The timing and the modality of this foreign exchange (FX) policy change came as a surprise – a widening of the trading band had been seen as a smoother way to give more breathing space to the markets. It has stoked up uncertainties about China’s future exchange rate policy as well as the health of the Chinese economy and the competitiveness of its export sector.
Yet, even if the move is a step towards a more flexible exchange rate, one thing remains: China is only changing the design of its currency’s peg to the US dollar, not the principle of a peg.
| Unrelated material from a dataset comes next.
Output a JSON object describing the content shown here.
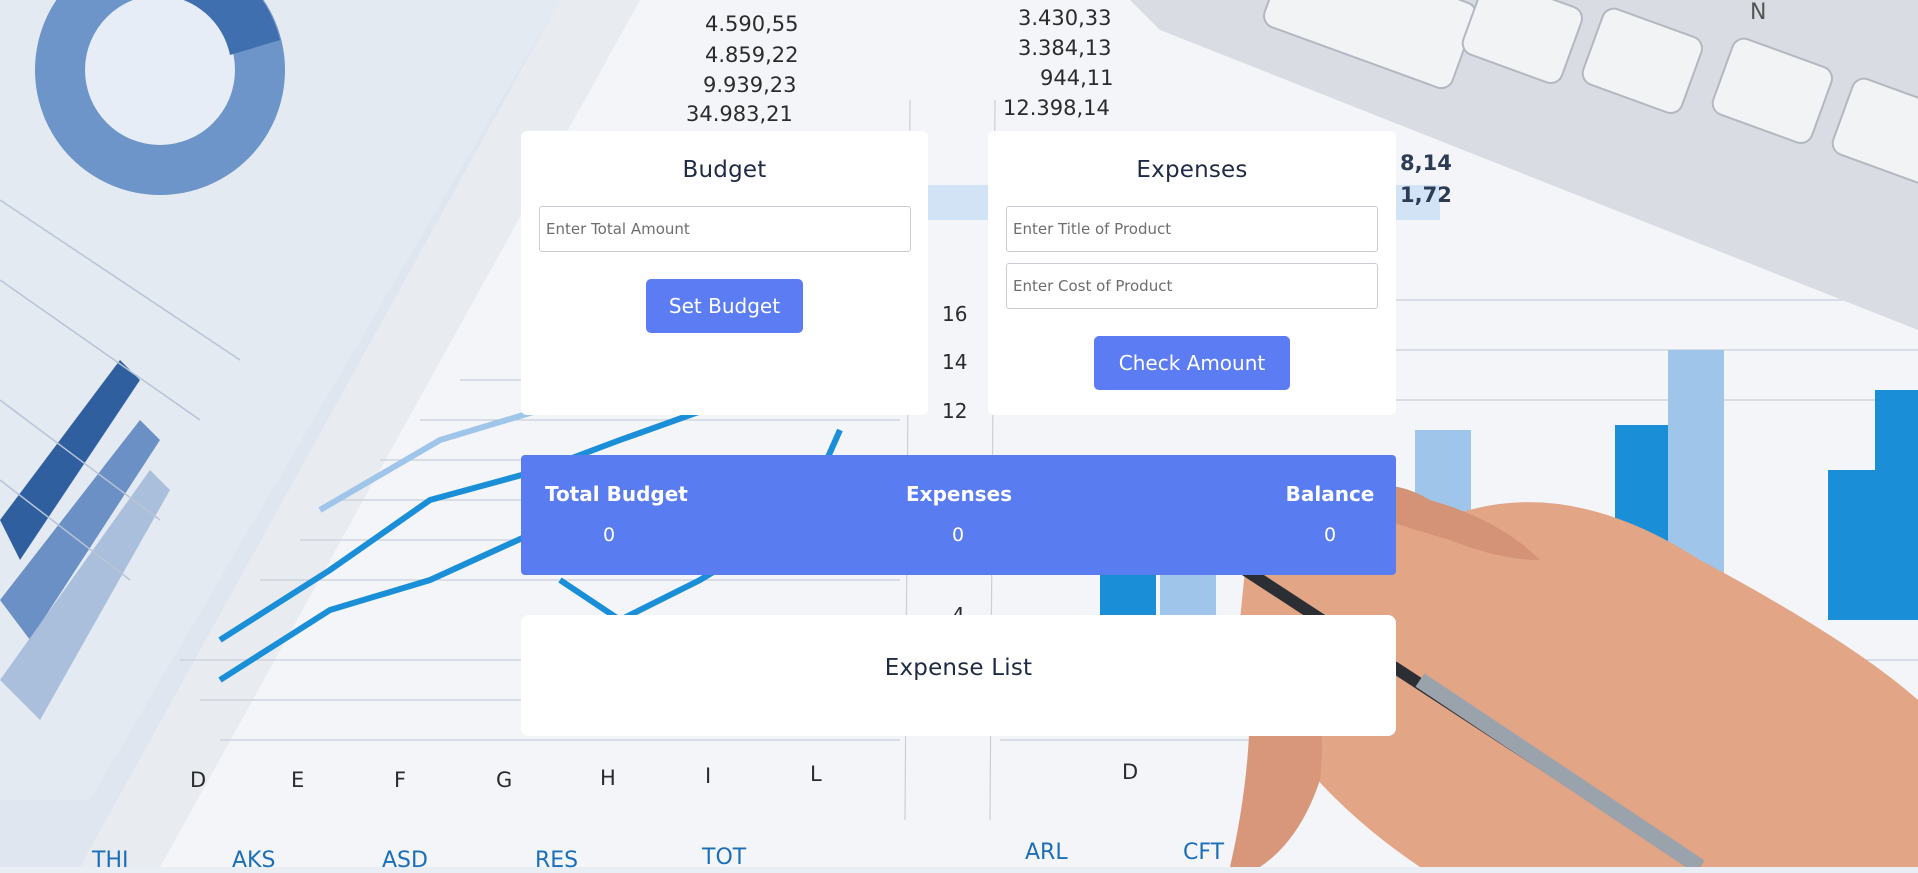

With capital flows across the Chinese border still under tight control and domestic capital markets far from being resilient enough to weather external shocks (as exemplified by the recent stock market crash), the prospect of a truly floating currency remains quite remote.
… but makes economic sense
The market action so far tends to indicate that the RMB/CNY is overvalued and it might well be the case, despite all the complaints, notably in Capitol Hill, of an unfairly valued currency. Although markets tend to focus on the face-value of the RMB against the US dollar, which has been roughly stable since 2012, the key parameter is China’s real exchange rate (adjusted for inflation trends) against a basket of the currencies of the country’s main trading partners.
On this sound economic basis, the RMB has appreciated by 30% since 2010, around half of that since mid-last year. In comparison, the Korean won was up ‘only’ 13%, the US dollar by 10% while the Brazilian real fell by 22% and the Indian rupee by 11%.
The weakness of Chinese exports (down 2% thus far this year, compared to last year) as well as the persistence of very low inflation (1.3% on average since the beginning of the year) also point to a mix of weak external demand, lacklustre export competiveness and deflationary risks, despite a resolutely expansionary monetary policy. Since the PBoC may now take advantage of a fixing closer to the market clearing rate to further depreciate its currency – if market sentiment remains negative – a further depreciation of the RMB appears possible, if not likely.